Smith left Columbus with the second most receiving touchdowns in Ohio State history. Only David Boston caught more passes for scores than Smith.

Smith finished his Buckeye career with 121 receptions for 2,503 yards (20.7 yards per catch). Only Cedric Anderson, Doug Donley and Terry Glenn finished their OSU careers with a higher average. Smith set a single season mark with an absurd 28.2 yards per catch, and 12 of his 30 career touchdowns were during his senior year.

Where do the Buckeyes turn to replace Smith’s incredible production and, more importantly, his big-play capability?

Michael Thomas will likely reprise his 2014 role next year, playing underneath the deep threat, running slants and other short routes, opposite the deep man. This leaves a few candidates to try to fill Smith’s shoes as the home run threat.

Here are some of the possibilities:

Jalin Marshall

Although he’s unlikely to stray from his incredibly successful hybrid role, Marshall can run and has gotten open deep before for the Buckeyes. The Middletown product caught 38 passes for 499 yards and six touchdowns as a redshirt freshman in 2014.
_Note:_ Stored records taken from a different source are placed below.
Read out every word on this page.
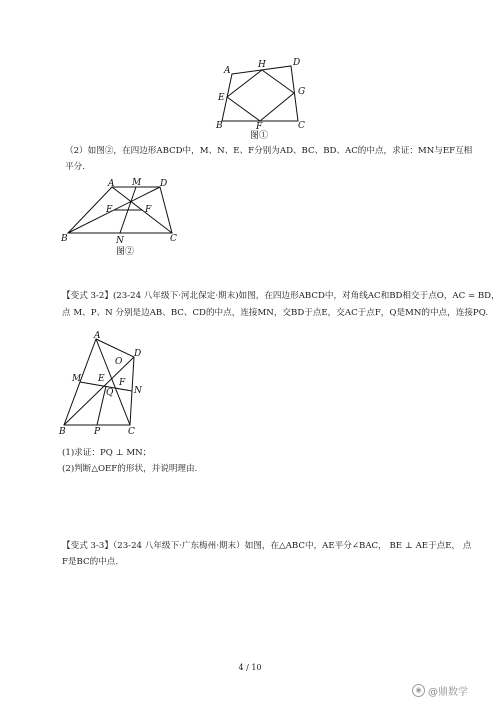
A
H	D
E
G
B	F	C
图①
（2）如图②，在四边形ABCD中，M、N、E、F分别为AD、BC、BD、AC的中点，求证：MN与EF互相
平分.
A M D
E	F
B	N	C
图②
【变式 3-2】(23-24 八年级下·河北保定·期末)如图，在四边形ABCD中，对角线AC和BD相交于点O，AC = BD，
点 M、P、N 分别是边AB、BC、CD的中点，连接MN，交BD于点E，交AC于点F，Q是MN的中点，连接PQ.
A
O
D
M E F
Q N
B	P	C
(1)求证：PQ ⊥ MN；
(2)判断△OEF的形状，并说明理由.
【变式 3-3】（23-24 八年级下·广东梅州·期末）如图，在△ABC中，AE平分∠BAC， BE ⊥ AE于点E， 点
F是BC的中点.
4 / 10
◉ @鼎数学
Marshall also rushed for 145 yards and one score on just 25 attempts, for a 5.8 yards-per-carry average. He’s probably too valuable a threat in his dual role as a runner and a receiver to become the man to replace Smith. This may also be true of…

Dontre Wilson

Wilson shared time at the H-back spot with Marshall before he was injured midway through the season. He caught 21 passes for 300 yards and three touchdowns in 2014, and rushed for 100 yards on 18 attempts. Although he seemed less decisive in the run game than Marshall, Wilson still averaged 5.6 yards per carry.

Can Smith replace Smith?
Smith might be the favorite to replace Smith.

The DeSoto, Texas native has great speed and could swap positions in order to keep Marshall as the full-time H-back. Wilson has shown some ability as a deep-threat receiver his sophomore season—most notably a slick catch off the back of a defender against Virginia Tech. With another season of experience under his belt, Wilson could be given a shot at this spot, as he’s unlikely to unseat Marshall as the starting H.

Corey Smith

Junior college transfer Corey Smith could make it a straight Smith-for-Smith swap as the team’s deep threat. He runs well, has become a punishing blocker, and developed into a much more consistent and confident player down the stretch last season, after having a case of the dropsies earlier in the year.

The Akron Buchtel product caught 20 passes in 2014 for 255 yards but did not find the end zone. He’ll be counted on more in 2015, regardless of which role he occupies, but I’m calling Smith the odds-on favorite to inherit the home run threat left behind by his namesake.

Other contenders

Maybe the new deep threat will be someone entirely different. If Marshall and Wilson both stay at H-back and Corey Smith continues as a backup, there are a few other candidates to replace Devin Smith, but none of them are as experienced as those discussed above.

These “other guys” include Noah Brown, Johnnie Dixon, Parris Campbell, and Terry McLaurin. Brown and Dixon have already earned their way onto the field, making them the best bets in this bunch.

Brown is a big-bodied sophomore-to-be, who saw limited action in 2014. He looks to be the heir to Evan Spencer’s blocking receiver role, but has more upside as a pass catcher than Spencer. The New Jersey native caught only one pass last season for nine yards, but has shown he can do the little things, which is why he saw the field at all in 2014. An expanded role could include some deep routes.

Dixon got on the field early, but injuries plagued him and forced him out for the bulk of the year. The West Palm Beach product did not catch a pass as a freshman, but he carried the ball four times for 20 yards. Dixon was known in high school for his big play ability.

In a five-game run to the state title as a high school senior, Dixon caught 17 passes for 366 yards (21.5-yard average) and six touchdowns. It’ll be interesting to see if he can translate that kind of play to college ball.

Campbell, a converted running back, is incredibly athletic. He rushed for 1,584 yards and 22 touchdowns as a high school senior at Akron’s St. Vincent-St. Mary’s in 2013, helping lead his team to a state championship. Campbell might be better at running after the catch than route running or catching the ball at this point in his development.

McLaurin is an intriguing option. The former Indiana Mr. Football finished his senior season with 58 receptions for 953 yards and eight touchdowns, and rushed for another 744 yards six scores. McLaurin has great speed and that alone could sneak him into the mix.

These are your returning contenders to replace Devin Smith, and they’ll have the inside track over any incoming true freshmen like Alex Stump or K.J. Hill. I like Corey Smith for the position. Who ya got?